In the NINC of Time: Observations from the 2016 Conference

Near the end of September, Novelists, Inc. (NINC) held its annual conference, once more at St. Pete Beach, Florida. What makes NINC unusual is the collective experience of its membership. Novelists, Inc. has around 800 members, and they can count more than 20,000 titles among them, averaging 24 novels per member. As conferences go, this one has the rare luxury of ensured sellouts: its members-only events are faithfully patronized by this personable crowd of seasoned writers.

The requirement for NINC membership is that an author be multi-published, with two or more books on the market. According to the organization’s statistics, 72 percent of the membership is traditionally published. Roughly 85 percent of the membership is self-published, often involving backlist. Sixty-eight percent of NINC members, the group says, are bestsellers.

Business issues are foremost with this group. For example, one roundtable, featuring some of the most successful self-publishing authors who currently work with Amazon KDP, focused on rights issues, including questions of how to leave your estate properly directed to your beneficiaries.

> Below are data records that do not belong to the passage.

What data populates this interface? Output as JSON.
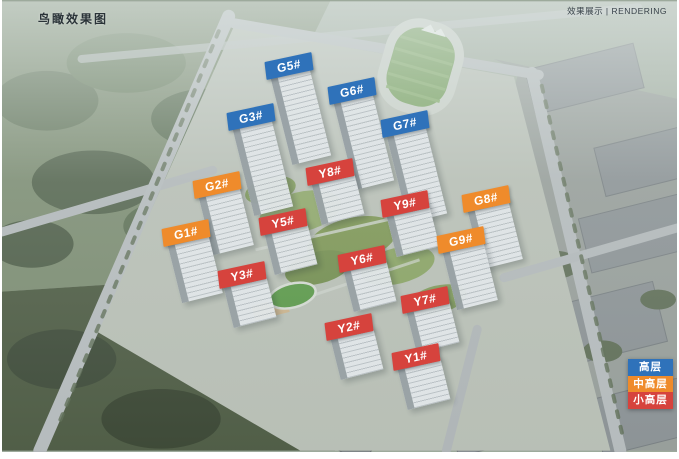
{
  "page": {
    "title": "鸟瞰效果图",
    "watermark": "效果展示 | RENDERING"
  },
  "colors": {
    "high": "#2f72ba",
    "mid": "#ef8b2b",
    "small": "#d6433d"
  },
  "legend": [
    {
      "label": "高层",
      "type": "high"
    },
    {
      "label": "中高层",
      "type": "mid"
    },
    {
      "label": "小高层",
      "type": "small"
    }
  ],
  "buildings": [
    {
      "label": "G5#",
      "type": "high",
      "x": 287,
      "y": 66
    },
    {
      "label": "G6#",
      "type": "high",
      "x": 350,
      "y": 91
    },
    {
      "label": "G3#",
      "type": "high",
      "x": 249,
      "y": 117
    },
    {
      "label": "G7#",
      "type": "high",
      "x": 403,
      "y": 124
    },
    {
      "label": "Y8#",
      "type": "small",
      "x": 328,
      "y": 172
    },
    {
      "label": "G2#",
      "type": "mid",
      "x": 215,
      "y": 185
    },
    {
      "label": "G8#",
      "type": "mid",
      "x": 484,
      "y": 199
    },
    {
      "label": "Y9#",
      "type": "small",
      "x": 403,
      "y": 204
    },
    {
      "label": "Y5#",
      "type": "small",
      "x": 281,
      "y": 222
    },
    {
      "label": "G1#",
      "type": "mid",
      "x": 184,
      "y": 233
    },
    {
      "label": "G9#",
      "type": "mid",
      "x": 459,
      "y": 240
    },
    {
      "label": "Y6#",
      "type": "small",
      "x": 360,
      "y": 259
    },
    {
      "label": "Y3#",
      "type": "small",
      "x": 240,
      "y": 275
    },
    {
      "label": "Y7#",
      "type": "small",
      "x": 423,
      "y": 300
    },
    {
      "label": "Y2#",
      "type": "small",
      "x": 347,
      "y": 327
    },
    {
      "label": "Y1#",
      "type": "small",
      "x": 414,
      "y": 357
    }
  ]
}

And when Katie Donelan of BookBub gave a session, it was called “What’s New with BookBub”—because these are authors who don’t need an introduction to it.

Several key points emerged during the course of the weekend.

  • As Sourcebooks’ Deb Werksman put it, “This is the first conference I’ve gone to where anyone has publicly admitted that everything” in indie publishing “isn’t working and making them millions of dollars.”
  • The “wall of content” issue, referring to the sheer volume of books and other media growing far faster than the readership, came up several times.
  • Members brought forward a number of case studies indicating that it can be extremely difficult to get readers to move from book number one to the rest of a series. We asked whether series may be less popular than in the past, now that there’s so much entertainment available. It’s too early to say, but the question is a good one.

Bottom line: NINC’s conference is valuable because its members aren’t writers trying to break in; most of them broke in long ago. And one of the most interesting trends in panel discussions and conversations had to do with volume of output and speed of writing. A couple of editors from major houses readily conceded that traditional publishing can be too slow. But the sense was that churning out several books each year—basically throwing more content on the market—isn’t the answer, either. Does the answer lie in a kind of self-curation—banking on quality over quantity? Maybe, although genre authors, especially in romance, worry about the consequences of disappearing from the market for more than a few months at a time.